According to “World’s 18 most endangered spoken languages,” there were 18 languages listed in the UNESCO Atlas of Endangered Languages with only one speaker in April 2010. (Thanks to LoL for the link to this article.)

According to the Atlas, there are now 19, but in many cases, the Ethnologue has different information. The languages listed in the Atlas with only one speaker are (by continent):

Africa

1. Bikya (byb) – the Ethnologue says there are no speakers

2. Bishuo (bwh) – the Ethnologue says there are no speakers

Asia

3. Pazeh (uun) – the Ethnologue says there are no speakers

North America

4. Patwin (pwi)

5. Tolowa (tol)

6. Wintu-Nomlaki, or Wintu (wnw) – the Ethnologue says there are no known native speakers

Oceanian, including Indonesia

7. Dampelas (dms)

8. Lae, or Aribwatsa (laz) – the Ethnologue says there are no speakers

9. Laua (luf) – the Ethnologue says there are no speakers

10. Volow (mlv) – the Ethnologue lists this and Dagmel as dialects, each with one speaker

11. Yarawi, or Suena (sue) – the Ethnologue says there are 3,600 speakers

South America (other than Brazil)

12. Chaná – it appears to not be listed in the Ethnologue (gqn appears to be different); (qs1 – Linguist List code)

13. Pémono, or Mapoyo-Yabarana (pev)

14. Taushiro (trr)

15. Tinigua (tit) – the Ethnologue says there are two speakers

16. Yaghan, or Yagán (yag)

Brazil

17. Apiaká (api)

18. Diahói, or Parintintín (pah)

19. Kaixána, or Kawishana – it appears to not be listed in the Ethnologue; (qsw – Linguist List code)

Soillse researcher seeks Gaelic speakers

26 April 2013

Sabhal Mòr Ostaig (wiki) is a university offering undergraduate and graduate degrees using Scottish Gaelic (gla) as the language of instruction. Located on the Isle of Skye in the Hebrides, Sabhal Mòr Ostaig was founded in 1971 and hosts Soillse, a research network for the maintenance and revitalization of Gaelic.

As a Soillse researcher, Cassie Smith-Christmas is tracing the path of the language as it developed during the 1940s and 50s, when migration occurred due to evacuation and boarding-out.

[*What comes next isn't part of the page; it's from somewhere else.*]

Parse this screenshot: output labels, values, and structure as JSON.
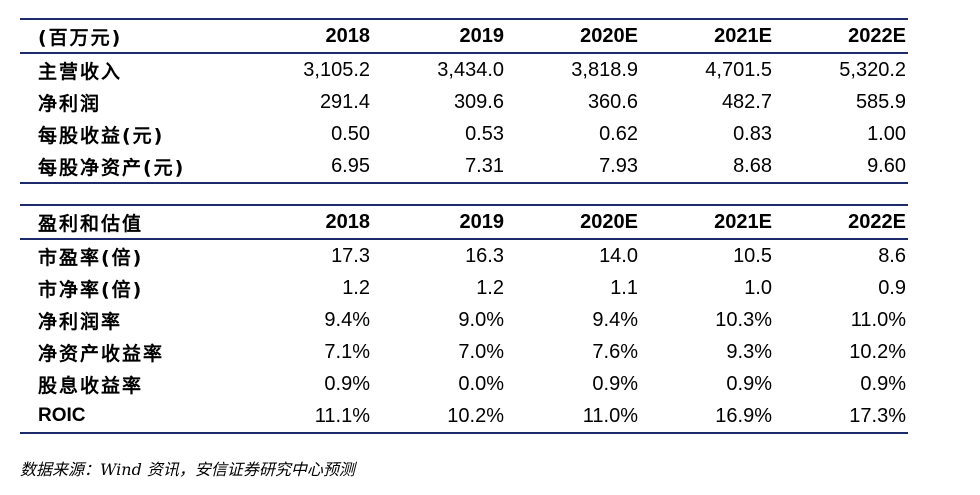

She is seeking people who can speak with her about the language aspects of that period. To find out more about her project and for her contact information, see “Global Gaelic explored through evacuee experiences.”

Interview with Alexa Little

25 April 2013

Last November, Valerie Richardson of radio station WPKN interviewed Alexa Little, an undergraduate at Yale University who has been intensely interested in endangered languages for years. She is currently an undergraduate at Yale University where she works with Mark Turin, director of the World Oral Literature Project.

Read more about Alexa Little on this blog in the article “Two Tales of Endangered Language Passion.”

Video by Dana Corn

24 April 2013

Dana Corn makes the case for revitalizing languages in the video “Endangered Language Project” and includes mention of the Endangered Languages Project.